The analyst said he’s sticking with his “Outperform” rating and one-year target of $8.00, which at press time represented a projected 12-month return of 177 per cent.
Looking ahead, Tyghe thinks TER will generate fiscal 2020 revenue of $180.7 million and adjusted EBITDA of $15.8 million, respectively, and fiscal 2021 revenue and EBITDA of $331.8 million and $79.2 million, respectively.
“In our opinion, a target multiple of 15.0x, which supports our price target of $8.00 is appropriate based on TerrAscend’s relative footprint, discipline, and execution to date. We believe that the option value of recreational cannabis legalization in New Jersey in 2020,” Tyghe said, and the possibility of Pennsylvania in 2022e represent material potential positive catalysts to both earnings trajectory, earnings visibility, and the imputed multiple expansion that a step change in these metrics supports through our forecast window.”

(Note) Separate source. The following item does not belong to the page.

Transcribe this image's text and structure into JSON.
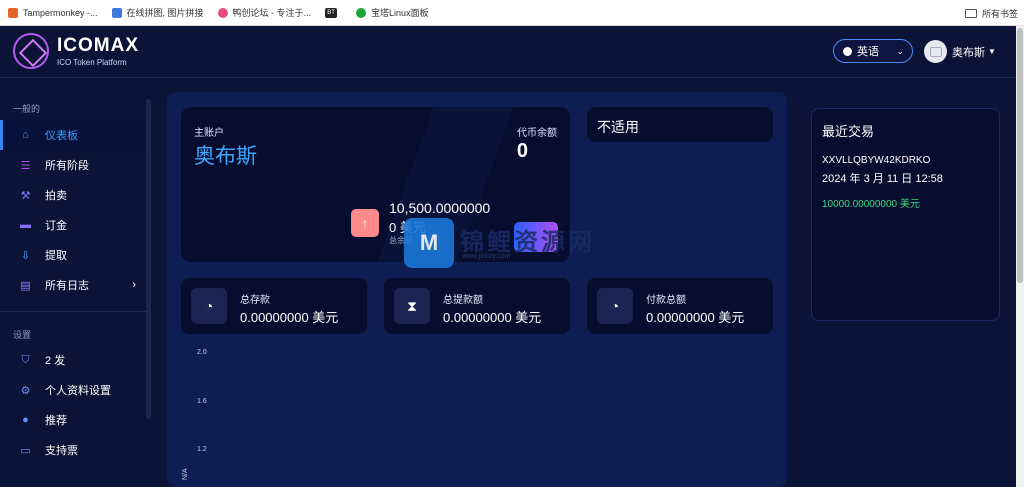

Tyghe said costs related to COVID-19 are another potential factor for TER’s Q1, although the analyst said he is “cautiously optimistic” that management will be providing more guidance on the company’s rest-of-year with the quarterly comments on Friday.
“While we are mindful of the continued material headline risk in the space, we believe that TerrAscend is on the right side of the curve and well positioned to become one of the market leaders as the industry matures,” Tyghe wrote.
On Monday, TerrAscend announced the closure of the initial tranche for US$27.3 million of a US$30-million non-brokered private placement. The company said the funds will go towards its expansion efforts in the United States as well as working capital and general corporate purposes.
TER finished 2019 down 51 per cent and is currently even for 2020.